Descobri espantado que, no primeiro trimestre do ano, a importação deu um salto de vara (42%), contra mero salto de altura da exportação (14%). O saldo comercial caiu 67% (de US$ 8,7 bilhões, em 2007, para US$ 2,8 bilhões, em 2008). As estimativas do saldo até o fim do ano variam. Comparados aos US$ 40 bilhões de 2007, o Banco Central projeta US$ 27 bilhões, enquanto o Iedi julga que só chegará a US$ 10 bilhões.
Não bastará para fechar as contas correntes, afundando sob o peso de déficit de US$ 14 bilhões em serviços, da remessa de uns US$ 24 bilhões de lucros e dividendos e outras saídas. Resultado: o Banco Central reviu seu cálculo de déficit em conta corrente de US$ 3,5 bilhões para US$ 12 bilhões em 2008. De dezembro para abril, menos de quatro meses, houve pequeno ajuste para mais de "apenas" uns 350%! E isso em conjuntura de altos preços para commodities.
O secretário de Comércio Exterior (não é mais o mesmo) já não fala em "salto estrutural". Voltou à explicação da apreciação da moeda. Fiquei aliviado, pois desconfiei por momentos que, entre as leis econômicas que o Brasil estava revogando, figurava a definida por Mario Henrique Simonsen.
Com efeito, quando o jornal "Valor" publicou a pesquisa que o escolhia como o maior dos economistas brasileiros, não encontrei, em nenhum dos artigos que lhe foram justamente dedicados, alusão à sua famosa lei: a inflação aleija, mas o câmbio mata.
Ora, se a lei não foi revogada, a situação vai ficar preta com a iminente alta de juros e suas conseqüências: dólar despencando, saldo comercial encolhendo, déficit corrente engordando.
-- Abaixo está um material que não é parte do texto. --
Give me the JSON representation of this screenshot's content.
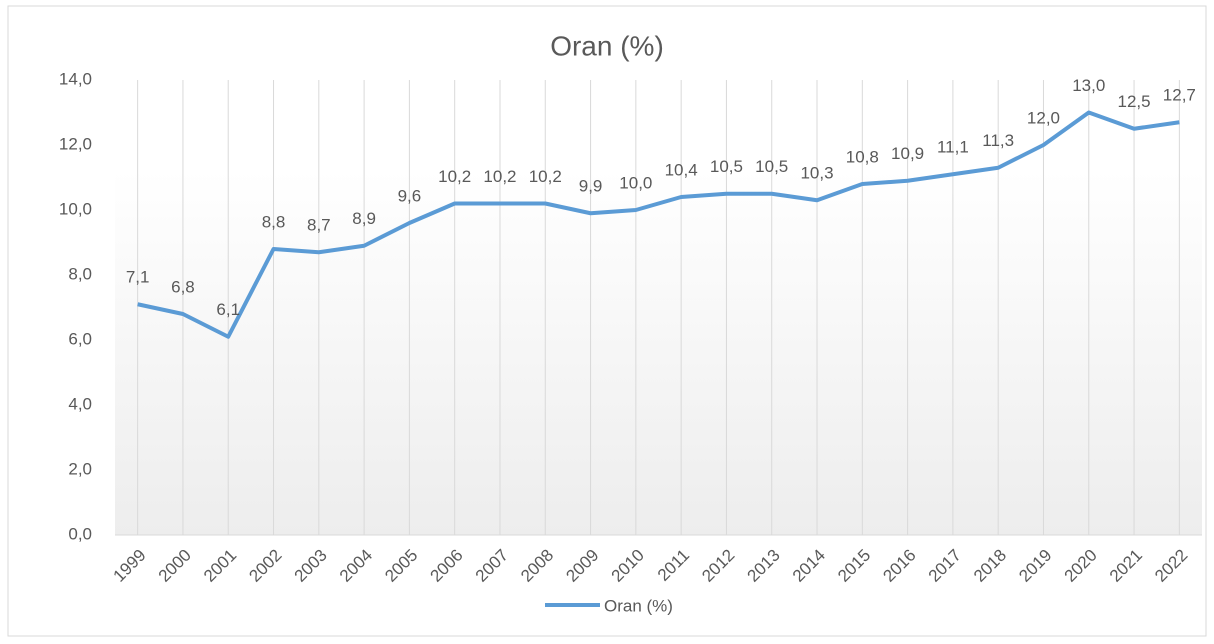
{
  "chart_data": {
    "type": "line",
    "title": "Oran (%)",
    "categories": [
      "1999",
      "2000",
      "2001",
      "2002",
      "2003",
      "2004",
      "2005",
      "2006",
      "2007",
      "2008",
      "2009",
      "2010",
      "2011",
      "2012",
      "2013",
      "2014",
      "2015",
      "2016",
      "2017",
      "2018",
      "2019",
      "2020",
      "2021",
      "2022"
    ],
    "series": [
      {
        "name": "Oran (%)",
        "color": "#5b9bd5",
        "values": [
          7.1,
          6.8,
          6.1,
          8.8,
          8.7,
          8.9,
          9.6,
          10.2,
          10.2,
          10.2,
          9.9,
          10.0,
          10.4,
          10.5,
          10.5,
          10.3,
          10.8,
          10.9,
          11.1,
          11.3,
          12.0,
          13.0,
          12.5,
          12.7
        ],
        "value_labels": [
          "7,1",
          "6,8",
          "6,1",
          "8,8",
          "8,7",
          "8,9",
          "9,6",
          "10,2",
          "10,2",
          "10,2",
          "9,9",
          "10,0",
          "10,4",
          "10,5",
          "10,5",
          "10,3",
          "10,8",
          "10,9",
          "11,1",
          "11,3",
          "12,0",
          "13,0",
          "12,5",
          "12,7"
        ]
      }
    ],
    "ylim": [
      0,
      14
    ],
    "yticks": [
      {
        "value": 0,
        "label": "0,0"
      },
      {
        "value": 2,
        "label": "2,0"
      },
      {
        "value": 4,
        "label": "4,0"
      },
      {
        "value": 6,
        "label": "6,0"
      },
      {
        "value": 8,
        "label": "8,0"
      },
      {
        "value": 10,
        "label": "10,0"
      },
      {
        "value": 12,
        "label": "12,0"
      },
      {
        "value": 14,
        "label": "14,0"
      }
    ],
    "grid": "vertical",
    "legend": "bottom"
  }
}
Teremos de apostar em coisas incertas: commodities, China, socorro de mercado financeiro internacional cada vez menos líquido e mais avesso a riscos.
A melhoria dos nossos fundamentos nos protegerá, dizem. No entanto, essa proteção se resume, no fundo, ao nível das reservas. Estas, por sua vez, resultam de êxito que não se repetirá: o desempenho comercial recente. É pena, mas a mudança não era estrutural: alguns meses de câmbio torto bastaram para liquidá-la.